Понемногу в парке темнело. Кроны деревьев и кусты стали почти черными. На их фоне ярко-голубые глаза мальчика светились маленькими, какими-то злыми и жадными светлячками.

— Ну довольно, — сказал мальчик. — А теперь мы с тобой уйдем.

— Куда?! — с ужасом спросил Толик.

— Во вчерашний день. Ты увидишь, как я там все хорошо устроил.

— Я не хочу! — закричал Толик. — Отпусти меня. Я пойду к маме. Она уже пришла с работы.
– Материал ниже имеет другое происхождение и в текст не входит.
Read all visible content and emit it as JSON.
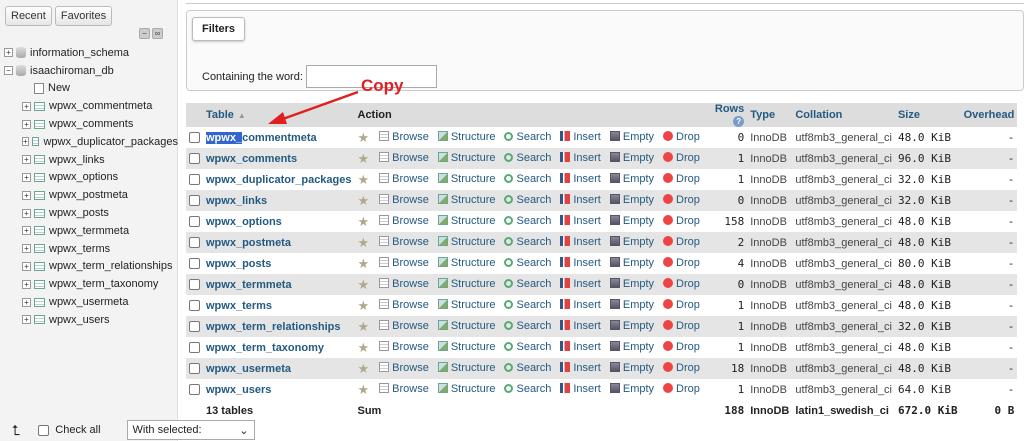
{
  "sidebar": {
    "tabs": [
      "Recent",
      "Favorites"
    ],
    "tree": [
      {
        "label": "information_schema",
        "level": 0,
        "icon": "database-icon"
      },
      {
        "label": "isaachiroman_db",
        "level": 0,
        "icon": "database-icon"
      },
      {
        "label": "New",
        "level": 1,
        "icon": "new-icon"
      },
      {
        "label": "wpwx_commentmeta",
        "level": 1,
        "icon": "table-icon"
      },
      {
        "label": "wpwx_comments",
        "level": 1,
        "icon": "table-icon"
      },
      {
        "label": "wpwx_duplicator_packages",
        "level": 1,
        "icon": "table-icon"
      },
      {
        "label": "wpwx_links",
        "level": 1,
        "icon": "table-icon"
      },
      {
        "label": "wpwx_options",
        "level": 1,
        "icon": "table-icon"
      },
      {
        "label": "wpwx_postmeta",
        "level": 1,
        "icon": "table-icon"
      },
      {
        "label": "wpwx_posts",
        "level": 1,
        "icon": "table-icon"
      },
      {
        "label": "wpwx_termmeta",
        "level": 1,
        "icon": "table-icon"
      },
      {
        "label": "wpwx_terms",
        "level": 1,
        "icon": "table-icon"
      },
      {
        "label": "wpwx_term_relationships",
        "level": 1,
        "icon": "table-icon"
      },
      {
        "label": "wpwx_term_taxonomy",
        "level": 1,
        "icon": "table-icon"
      },
      {
        "label": "wpwx_usermeta",
        "level": 1,
        "icon": "table-icon"
      },
      {
        "label": "wpwx_users",
        "level": 1,
        "icon": "table-icon"
      }
    ]
  },
  "filters": {
    "legend": "Filters",
    "label": "Containing the word:",
    "value": ""
  },
  "annotation": {
    "text": "Copy",
    "color": "#e02020"
  },
  "table": {
    "headers": {
      "table": "Table",
      "action": "Action",
      "rows": "Rows",
      "rows_help": "?",
      "type": "Type",
      "collation": "Collation",
      "size": "Size",
      "overhead": "Overhead"
    },
    "actions": [
      "Browse",
      "Structure",
      "Search",
      "Insert",
      "Empty",
      "Drop"
    ],
    "rows": [
      {
        "name_sel": "wpwx_",
        "name_rest": "commentmeta",
        "rows": "0",
        "type": "InnoDB",
        "collation": "utf8mb3_general_ci",
        "size": "48.0 KiB",
        "overhead": "-"
      },
      {
        "name_sel": "",
        "name_rest": "wpwx_comments",
        "rows": "1",
        "type": "InnoDB",
        "collation": "utf8mb3_general_ci",
        "size": "96.0 KiB",
        "overhead": "-"
      },
      {
        "name_sel": "",
        "name_rest": "wpwx_duplicator_packages",
        "rows": "1",
        "type": "InnoDB",
        "collation": "utf8mb3_general_ci",
        "size": "32.0 KiB",
        "overhead": "-"
      },
      {
        "name_sel": "",
        "name_rest": "wpwx_links",
        "rows": "0",
        "type": "InnoDB",
        "collation": "utf8mb3_general_ci",
        "size": "32.0 KiB",
        "overhead": "-"
      },
      {
        "name_sel": "",
        "name_rest": "wpwx_options",
        "rows": "158",
        "type": "InnoDB",
        "collation": "utf8mb3_general_ci",
        "size": "48.0 KiB",
        "overhead": "-"
      },
      {
        "name_sel": "",
        "name_rest": "wpwx_postmeta",
        "rows": "2",
        "type": "InnoDB",
        "collation": "utf8mb3_general_ci",
        "size": "48.0 KiB",
        "overhead": "-"
      },
      {
        "name_sel": "",
        "name_rest": "wpwx_posts",
        "rows": "4",
        "type": "InnoDB",
        "collation": "utf8mb3_general_ci",
        "size": "80.0 KiB",
        "overhead": "-"
      },
      {
        "name_sel": "",
        "name_rest": "wpwx_termmeta",
        "rows": "0",
        "type": "InnoDB",
        "collation": "utf8mb3_general_ci",
        "size": "48.0 KiB",
        "overhead": "-"
      },
      {
        "name_sel": "",
        "name_rest": "wpwx_terms",
        "rows": "1",
        "type": "InnoDB",
        "collation": "utf8mb3_general_ci",
        "size": "48.0 KiB",
        "overhead": "-"
      },
      {
        "name_sel": "",
        "name_rest": "wpwx_term_relationships",
        "rows": "1",
        "type": "InnoDB",
        "collation": "utf8mb3_general_ci",
        "size": "32.0 KiB",
        "overhead": "-"
      },
      {
        "name_sel": "",
        "name_rest": "wpwx_term_taxonomy",
        "rows": "1",
        "type": "InnoDB",
        "collation": "utf8mb3_general_ci",
        "size": "48.0 KiB",
        "overhead": "-"
      },
      {
        "name_sel": "",
        "name_rest": "wpwx_usermeta",
        "rows": "18",
        "type": "InnoDB",
        "collation": "utf8mb3_general_ci",
        "size": "48.0 KiB",
        "overhead": "-"
      },
      {
        "name_sel": "",
        "name_rest": "wpwx_users",
        "rows": "1",
        "type": "InnoDB",
        "collation": "utf8mb3_general_ci",
        "size": "64.0 KiB",
        "overhead": "-"
      }
    ],
    "footer": {
      "count": "13 tables",
      "sum": "Sum",
      "rows": "188",
      "type": "InnoDB",
      "collation": "latin1_swedish_ci",
      "size": "672.0 KiB",
      "overhead": "0 B"
    }
  },
  "bottom": {
    "check_all": "Check all",
    "with_selected": "With selected:"
  }
}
— Если ты еще раз произнесешь слово «мама», ты забудешь ее навсегда!

— Я не буду, не буду произносить! — умоляющим голосом проговорил Толик, озираясь по сторонам. У него еще оставалась маленькая надежда, что кто-нибудь заглянет в кусты, быть может, милиционер, или хотя бы толстый доктор, или пускай хоть профессор с толстыми стеклами, и спасет его. Но кругом было тихо.

— Приготовиться! — скомандовал мальчик.

И в этот момент Толик увидел Мишку. Впрочем, он даже не знал, Мишка это или нет. Просто в просвете между кустами мелькнули две фигурки, похожие на человека с собакой.

— Мишка! — в отчаянии крикнул Толик. — Мишка! Спаси меня!

Вслед за тем он услышал топот ног и собачий лай. И вот, протиснувшись сквозь кусты, на полянку выбежал Мишка, держа на поводке Майду.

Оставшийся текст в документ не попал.